I've only used the linux version of Scrivener. I think LSB for Windows is good for that kind of program as well. They both seem to get the job done. Lately, I'm just using a text editor.


----------



## Christopher Wright (Apr 27, 2012)

The windows version of Scrivener works pretty well under Wine.


----------



## Steerpike (Apr 27, 2012)

Christopher: Do you know if it differs in functionality from the Linux version?


----------



## Christopher Wright (Apr 27, 2012)

Well if you're running a 64 bit system you can't use the spellchecker in the Linux version, because the spellchecker uses 32 bit libraries. If you install the 32 bit libraries (tricky, but possible) you get rudimentary spellchecking functionality but it won't remember words. So for example if you have an exotic name of a location that you've added to a dictionary, it won't actually stick and will be flagged as a misspelled word every time.

The windows version gives you spellcheck. The off-side is font rendering isn't as good. But... you get spellcheck.


----------



## Steerpike (Apr 27, 2012)

Christopher Wright said:


> Well if you're running a 64 bit system you can't use the spellchecker in the Linux version, because the spellchecker uses 32 bit libraries. If you install the 32 bit libraries (tricky, but possible) you get rudimentary spellchecking functionality but it won't remember words. So for example if you have an exotic name of a location that you've added to a dictionary, it won't actually stick and will be flagged as a misspelled word every time.
> 
> The windows version gives you spellcheck. The off-side is font rendering isn't as good. But... you get spellcheck.

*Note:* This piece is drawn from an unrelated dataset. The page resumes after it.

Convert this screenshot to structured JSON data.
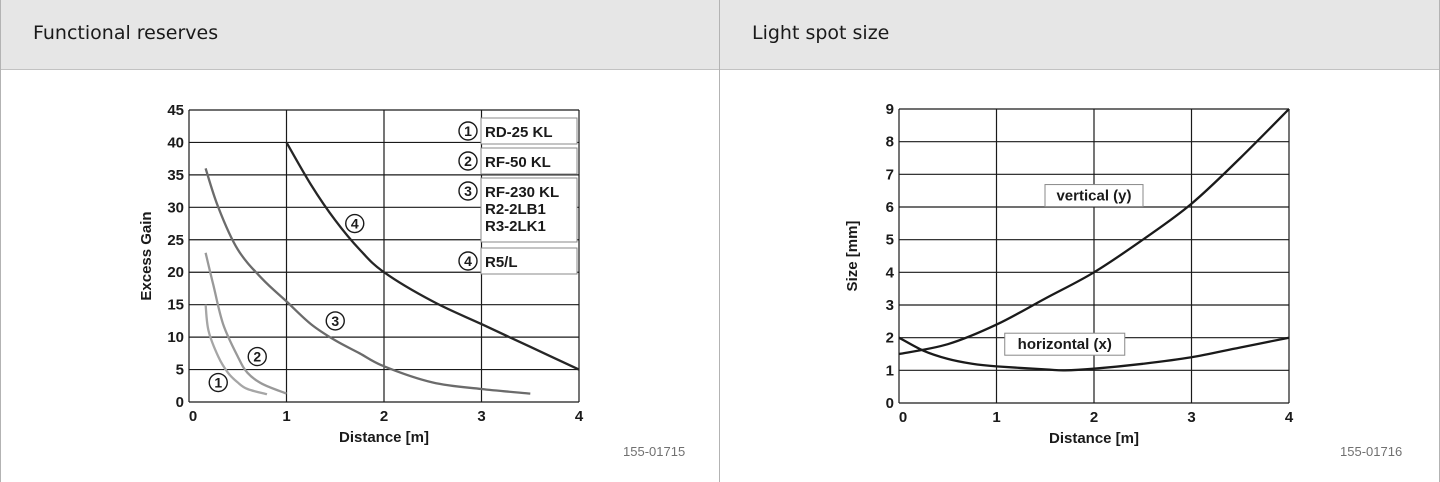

Ah...yeah I forgot about the spell check function. I didn't install the 32 bit libraries because I didn't care enough about that functionality to have those libraries on my system. I haven't used it for a while but I may get back into it a bit. It is very handy for organizing a work.


----------



## Shockley (Apr 27, 2012)

While I'm a recent convert to the legal pad and pen, when I do write on the computer I tend to prefer OpenOffice. Simple and free - I don't get distracted with extra features.


----------



## Steerpike (Apr 28, 2012)

OpenOffice is a good program. I jumped to LibreOffice when many of the OpenOffice developers moved to it. It appears to me to be more actively developed than OO at this point.


----------



## Justme (Apr 29, 2012)

Thank you. I'm testing them all and will see what works out for me. Thank you.


----------